Recently, the development of generative models has highlighted the crucial role of image tokenization in efficient synthesis of high-resolution images. Image tokenization converts images into latent representations, reducing computational demands and enhancing the effectiveness and efficiency of the generation process compared to direct pixel processing. However, previous methods (such as VQGAN) typically utilize a fixed 2D latent grid for tokenization, facing challenges in managing inherent redundancies in images where adjacent regions often exhibit similarity.

To address this issue, researchers have introduced a Transformer-based one-dimensional tokenization framework called TiTok, an innovative approach that tokenizes images into a one-dimensional latent sequence. TiTok is a compact one-dimensional tokenizer that can represent a 256×256 image with as few as 32 discrete tokens. Consequently, it significantly accelerates the sampling process (e.g., 410× faster than DiT-XL/2) while achieving competitive generation quality.

image.png

TiTok offers a more compact latent representation, resulting in a more efficient and effective representation compared to traditional techniques.
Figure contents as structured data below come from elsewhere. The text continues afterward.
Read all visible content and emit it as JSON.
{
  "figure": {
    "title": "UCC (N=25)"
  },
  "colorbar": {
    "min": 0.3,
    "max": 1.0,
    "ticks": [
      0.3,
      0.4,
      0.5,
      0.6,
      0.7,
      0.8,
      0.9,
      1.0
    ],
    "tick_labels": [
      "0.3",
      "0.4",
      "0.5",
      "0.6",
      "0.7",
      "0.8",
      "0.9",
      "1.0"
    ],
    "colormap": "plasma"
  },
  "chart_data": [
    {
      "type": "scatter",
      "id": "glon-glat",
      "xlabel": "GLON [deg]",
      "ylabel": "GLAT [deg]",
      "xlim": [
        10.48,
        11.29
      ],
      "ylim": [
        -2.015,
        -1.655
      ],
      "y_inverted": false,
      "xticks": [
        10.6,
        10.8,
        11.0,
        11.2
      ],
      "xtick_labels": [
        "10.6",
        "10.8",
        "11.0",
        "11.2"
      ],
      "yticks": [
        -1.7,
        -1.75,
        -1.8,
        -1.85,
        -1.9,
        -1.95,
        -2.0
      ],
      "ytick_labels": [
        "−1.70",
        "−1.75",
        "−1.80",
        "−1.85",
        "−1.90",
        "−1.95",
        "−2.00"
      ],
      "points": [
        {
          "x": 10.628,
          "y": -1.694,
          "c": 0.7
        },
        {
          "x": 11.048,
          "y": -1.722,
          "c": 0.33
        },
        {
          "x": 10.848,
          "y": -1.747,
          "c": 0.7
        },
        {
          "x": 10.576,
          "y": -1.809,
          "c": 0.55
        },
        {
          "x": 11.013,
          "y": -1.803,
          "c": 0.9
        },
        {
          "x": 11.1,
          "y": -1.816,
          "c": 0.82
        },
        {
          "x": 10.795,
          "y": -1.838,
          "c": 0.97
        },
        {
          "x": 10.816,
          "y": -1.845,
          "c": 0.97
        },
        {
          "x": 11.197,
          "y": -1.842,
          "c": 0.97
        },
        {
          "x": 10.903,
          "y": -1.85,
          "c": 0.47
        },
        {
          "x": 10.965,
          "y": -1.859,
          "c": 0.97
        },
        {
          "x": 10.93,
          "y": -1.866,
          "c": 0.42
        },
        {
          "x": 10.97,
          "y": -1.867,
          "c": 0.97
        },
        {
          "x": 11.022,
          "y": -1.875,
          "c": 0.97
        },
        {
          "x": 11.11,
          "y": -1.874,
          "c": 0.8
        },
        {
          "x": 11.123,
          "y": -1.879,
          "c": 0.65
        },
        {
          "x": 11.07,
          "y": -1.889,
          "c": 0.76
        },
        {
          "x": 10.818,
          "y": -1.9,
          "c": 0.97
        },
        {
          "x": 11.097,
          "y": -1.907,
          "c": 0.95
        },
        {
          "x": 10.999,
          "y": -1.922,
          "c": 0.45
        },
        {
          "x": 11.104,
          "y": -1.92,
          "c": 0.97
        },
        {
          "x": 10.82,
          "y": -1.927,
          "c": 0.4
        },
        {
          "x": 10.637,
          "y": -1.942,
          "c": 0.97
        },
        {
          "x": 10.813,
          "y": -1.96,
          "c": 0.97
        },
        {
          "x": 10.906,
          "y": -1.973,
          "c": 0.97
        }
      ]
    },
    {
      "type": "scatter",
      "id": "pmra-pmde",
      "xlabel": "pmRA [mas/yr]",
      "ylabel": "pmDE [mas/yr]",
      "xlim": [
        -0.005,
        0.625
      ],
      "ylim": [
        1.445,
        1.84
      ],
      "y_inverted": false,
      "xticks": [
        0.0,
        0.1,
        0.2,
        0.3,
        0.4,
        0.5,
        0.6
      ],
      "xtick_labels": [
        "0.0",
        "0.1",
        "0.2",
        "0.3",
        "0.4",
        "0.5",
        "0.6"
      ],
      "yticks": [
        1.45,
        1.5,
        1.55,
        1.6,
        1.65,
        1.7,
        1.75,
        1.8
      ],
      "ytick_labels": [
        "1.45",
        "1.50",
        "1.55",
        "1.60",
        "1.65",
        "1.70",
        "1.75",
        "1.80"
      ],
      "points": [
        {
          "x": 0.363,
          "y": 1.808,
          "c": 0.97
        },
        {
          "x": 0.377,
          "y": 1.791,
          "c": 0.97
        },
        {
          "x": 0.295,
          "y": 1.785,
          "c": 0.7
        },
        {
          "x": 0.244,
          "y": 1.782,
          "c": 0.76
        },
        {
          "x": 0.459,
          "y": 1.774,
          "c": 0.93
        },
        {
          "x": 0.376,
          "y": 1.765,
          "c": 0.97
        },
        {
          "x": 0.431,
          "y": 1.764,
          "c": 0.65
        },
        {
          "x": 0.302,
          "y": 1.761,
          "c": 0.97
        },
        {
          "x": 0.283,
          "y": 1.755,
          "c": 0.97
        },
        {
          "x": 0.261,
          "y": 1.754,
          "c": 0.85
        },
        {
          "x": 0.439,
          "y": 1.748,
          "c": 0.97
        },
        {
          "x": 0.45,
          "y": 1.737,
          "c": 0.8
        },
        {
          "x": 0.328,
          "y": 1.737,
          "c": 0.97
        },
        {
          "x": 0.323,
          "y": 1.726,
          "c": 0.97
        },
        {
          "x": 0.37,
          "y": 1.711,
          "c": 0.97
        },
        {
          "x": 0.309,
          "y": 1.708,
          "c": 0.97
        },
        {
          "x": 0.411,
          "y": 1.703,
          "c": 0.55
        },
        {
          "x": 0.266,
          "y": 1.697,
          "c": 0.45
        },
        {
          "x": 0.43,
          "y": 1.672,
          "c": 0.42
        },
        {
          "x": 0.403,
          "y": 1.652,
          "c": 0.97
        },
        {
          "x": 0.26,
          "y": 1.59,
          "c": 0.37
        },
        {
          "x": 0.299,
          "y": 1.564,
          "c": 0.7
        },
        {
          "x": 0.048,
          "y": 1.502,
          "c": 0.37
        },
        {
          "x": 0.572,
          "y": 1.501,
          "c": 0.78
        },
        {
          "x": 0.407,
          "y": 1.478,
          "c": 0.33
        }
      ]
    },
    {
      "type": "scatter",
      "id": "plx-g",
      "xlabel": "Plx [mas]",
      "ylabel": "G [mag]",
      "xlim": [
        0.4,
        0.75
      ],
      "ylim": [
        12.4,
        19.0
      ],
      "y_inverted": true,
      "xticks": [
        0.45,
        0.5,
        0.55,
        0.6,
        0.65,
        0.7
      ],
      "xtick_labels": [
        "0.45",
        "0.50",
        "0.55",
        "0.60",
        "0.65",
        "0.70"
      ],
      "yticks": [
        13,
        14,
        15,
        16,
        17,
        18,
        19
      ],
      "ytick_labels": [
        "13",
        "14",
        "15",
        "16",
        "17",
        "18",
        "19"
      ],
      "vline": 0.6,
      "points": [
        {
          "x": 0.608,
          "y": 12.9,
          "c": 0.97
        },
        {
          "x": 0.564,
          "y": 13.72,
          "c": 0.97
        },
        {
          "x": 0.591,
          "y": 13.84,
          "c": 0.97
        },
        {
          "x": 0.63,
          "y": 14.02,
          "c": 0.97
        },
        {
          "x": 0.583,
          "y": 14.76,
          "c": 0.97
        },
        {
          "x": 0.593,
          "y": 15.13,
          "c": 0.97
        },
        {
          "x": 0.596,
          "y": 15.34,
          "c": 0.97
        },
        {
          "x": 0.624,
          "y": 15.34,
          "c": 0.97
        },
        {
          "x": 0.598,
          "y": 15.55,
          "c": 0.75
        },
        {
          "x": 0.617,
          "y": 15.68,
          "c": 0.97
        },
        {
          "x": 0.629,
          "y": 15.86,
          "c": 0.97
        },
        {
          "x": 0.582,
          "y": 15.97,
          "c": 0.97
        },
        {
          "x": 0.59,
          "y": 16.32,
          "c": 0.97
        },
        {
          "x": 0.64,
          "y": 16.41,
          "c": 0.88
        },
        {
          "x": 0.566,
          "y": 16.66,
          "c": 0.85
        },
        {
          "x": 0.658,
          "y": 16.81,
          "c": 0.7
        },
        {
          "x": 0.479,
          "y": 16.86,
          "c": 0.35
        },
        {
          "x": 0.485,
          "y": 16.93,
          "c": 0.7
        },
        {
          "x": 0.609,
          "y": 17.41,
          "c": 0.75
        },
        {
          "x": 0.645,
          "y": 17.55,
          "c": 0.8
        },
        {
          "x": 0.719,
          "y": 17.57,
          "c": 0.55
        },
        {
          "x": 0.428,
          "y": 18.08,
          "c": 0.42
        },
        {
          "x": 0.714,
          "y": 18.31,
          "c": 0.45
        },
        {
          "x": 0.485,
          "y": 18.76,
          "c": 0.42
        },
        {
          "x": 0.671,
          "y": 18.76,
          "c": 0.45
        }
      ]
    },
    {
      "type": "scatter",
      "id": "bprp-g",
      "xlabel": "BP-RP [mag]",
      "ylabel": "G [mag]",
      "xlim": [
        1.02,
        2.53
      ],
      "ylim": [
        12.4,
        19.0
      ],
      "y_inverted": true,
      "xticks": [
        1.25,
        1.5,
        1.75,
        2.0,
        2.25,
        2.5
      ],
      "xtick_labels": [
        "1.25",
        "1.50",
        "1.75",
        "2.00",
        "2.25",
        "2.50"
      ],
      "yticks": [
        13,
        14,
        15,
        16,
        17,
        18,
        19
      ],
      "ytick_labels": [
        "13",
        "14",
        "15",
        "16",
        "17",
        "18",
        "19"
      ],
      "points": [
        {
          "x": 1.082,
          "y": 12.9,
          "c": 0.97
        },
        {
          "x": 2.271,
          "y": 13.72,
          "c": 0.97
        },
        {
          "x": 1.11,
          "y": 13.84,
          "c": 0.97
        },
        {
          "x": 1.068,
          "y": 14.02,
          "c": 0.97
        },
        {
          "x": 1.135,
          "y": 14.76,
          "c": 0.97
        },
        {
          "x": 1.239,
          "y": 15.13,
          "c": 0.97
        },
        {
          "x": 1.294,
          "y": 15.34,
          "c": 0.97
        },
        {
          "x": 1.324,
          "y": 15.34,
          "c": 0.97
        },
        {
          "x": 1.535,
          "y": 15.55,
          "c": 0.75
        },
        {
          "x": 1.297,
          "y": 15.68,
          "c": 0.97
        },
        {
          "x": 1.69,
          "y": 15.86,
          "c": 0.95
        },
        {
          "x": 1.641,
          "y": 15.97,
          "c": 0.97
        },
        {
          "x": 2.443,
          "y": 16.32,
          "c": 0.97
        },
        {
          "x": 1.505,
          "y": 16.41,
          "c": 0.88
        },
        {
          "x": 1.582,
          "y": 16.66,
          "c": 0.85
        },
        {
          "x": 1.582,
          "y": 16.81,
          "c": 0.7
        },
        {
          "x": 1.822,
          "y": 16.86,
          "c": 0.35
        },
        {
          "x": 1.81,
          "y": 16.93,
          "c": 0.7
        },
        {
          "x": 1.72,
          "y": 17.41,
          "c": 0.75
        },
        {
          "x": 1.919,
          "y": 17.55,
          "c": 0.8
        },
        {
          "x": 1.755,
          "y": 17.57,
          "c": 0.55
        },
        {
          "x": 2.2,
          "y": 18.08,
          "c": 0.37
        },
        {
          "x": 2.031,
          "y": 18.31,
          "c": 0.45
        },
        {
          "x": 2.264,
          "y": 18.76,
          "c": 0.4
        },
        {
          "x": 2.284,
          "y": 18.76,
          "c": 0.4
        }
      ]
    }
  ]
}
For instance, a 256×256×3 image can be reduced to just 32 discrete tokens, far fewer than the 256 or 1024 tokens obtained by previous methods. Despite its compactness, TiTok achieves performance comparable to state-of-the-art methods.

image.png

Specifically, using the same generator framework, TiTok achieved a gFID of 1.97 on the ImageNet256×256 benchmark, significantly outperforming the MaskGIT benchmark at 4.21. The advantages of TiTok become more pronounced when dealing with higher-resolution images.

In the ImageNet512×512 benchmark, TiTok not only outperformed the state-of-the-art diffusion model DiT-XL/2 (gFID 2.74 vs. 3.04) but also reduced the number of image tokens by 64 times and increased the generation speed by 410 times. The best variant of TiTok significantly surpassed DiT-XL/2 (gFID 2.13 vs. 3.04) while still generating high-quality samples, with a generation speed increase of 74 times.

The application scenarios of TiTok span various fields requiring efficient synthesis of high-resolution images, such as computer vision, image processing, and artistic creation.